Liliana Beu, directrice adjointe du musée départemental de Vâlcea nous lance un défi : « Si vos pas vous portent dans la région d'Olténie, je vous invite de ne surtout pas rater le complexe muséal de Măldărești, situé tout près de la ville d'Horezu, bien connue pour ses potiers traditionnels. A Măldăreşti, vous trouverez deux de ces « cule », de ces manoirs fortifiés, parmi les mieux préservés de toute la région, la « cula Greceanu », puis l'ancienne « cula Măldărescu », rebaptisée Duca, mais aussi la maison mémorielle d'I.Gh.Duca, celle de l'ancien président du Conseil de ministres roumain, assassiné par les tueurs d'extrême droite de la Garde de Fer, en 1933. Cula Greceanu est sans doute la plus représentative de cette architecture aristocrate d'Olténie. Elle avait été bâtie au 16e siècle, lors du règne de Michel le Brave. L'un de ses commandants avait été fait prisonnier par les Tatars. Il s'évade, réussit à regagner la Munténie et s'établit en Olténie, où il bâtira son manoir fortifié et fondera une lignée aristocratique prestigieuse de la région. Selon la tradition, il aurait donné son nom au village. Il semblerait que le sire était immensément riche pour l'époque. Mais le manoir avait été refait à plusieurs reprises, prenant son aspect actuel vers le début du 17e siècle, lorsqu'il reprit des éléments du style architectural brancovan, du nom du voïvode Constantin Brancovan qui l'initia. Ouvrage éminemment militaire à l'origine, il devient le siège d'une seigneurie féodale typique de la région, caractérisé par l'élégance des lignes du style brancovan. »

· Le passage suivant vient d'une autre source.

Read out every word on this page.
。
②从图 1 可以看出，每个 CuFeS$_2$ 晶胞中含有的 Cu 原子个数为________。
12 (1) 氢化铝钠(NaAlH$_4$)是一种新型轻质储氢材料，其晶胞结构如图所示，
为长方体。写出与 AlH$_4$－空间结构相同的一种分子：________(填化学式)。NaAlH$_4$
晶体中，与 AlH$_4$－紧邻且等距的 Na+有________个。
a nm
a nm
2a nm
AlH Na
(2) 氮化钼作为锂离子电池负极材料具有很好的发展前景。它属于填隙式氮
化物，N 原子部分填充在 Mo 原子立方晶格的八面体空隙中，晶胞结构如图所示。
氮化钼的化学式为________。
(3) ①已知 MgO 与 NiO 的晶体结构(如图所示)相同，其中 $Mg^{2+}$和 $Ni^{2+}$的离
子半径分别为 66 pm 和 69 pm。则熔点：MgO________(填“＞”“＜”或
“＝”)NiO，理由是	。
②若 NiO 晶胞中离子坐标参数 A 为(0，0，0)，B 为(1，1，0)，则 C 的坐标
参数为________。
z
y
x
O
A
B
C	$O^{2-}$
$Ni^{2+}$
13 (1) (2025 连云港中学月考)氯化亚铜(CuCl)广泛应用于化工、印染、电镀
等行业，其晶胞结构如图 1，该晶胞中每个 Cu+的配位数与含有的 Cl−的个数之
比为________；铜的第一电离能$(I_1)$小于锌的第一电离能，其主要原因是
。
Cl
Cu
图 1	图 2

Et bien que le manoir fortifié Maldarescu ne peut être visité qu'à l'extérieur, il vaut le détour. C'est ici qu'avait d'ailleurs été tourné en 2015 Aferim, le film de Radu Jude, qui avait remporté l'Ours d'argent au festival de Berlin, et avait sélectionné pour les Oscar. Le manoir fortifié Duca est en revanche, lui, accessible aux visiteurs. Vous découvrirez les célèbres tapis d'Olténie, des icônes et du mobilier d'époque.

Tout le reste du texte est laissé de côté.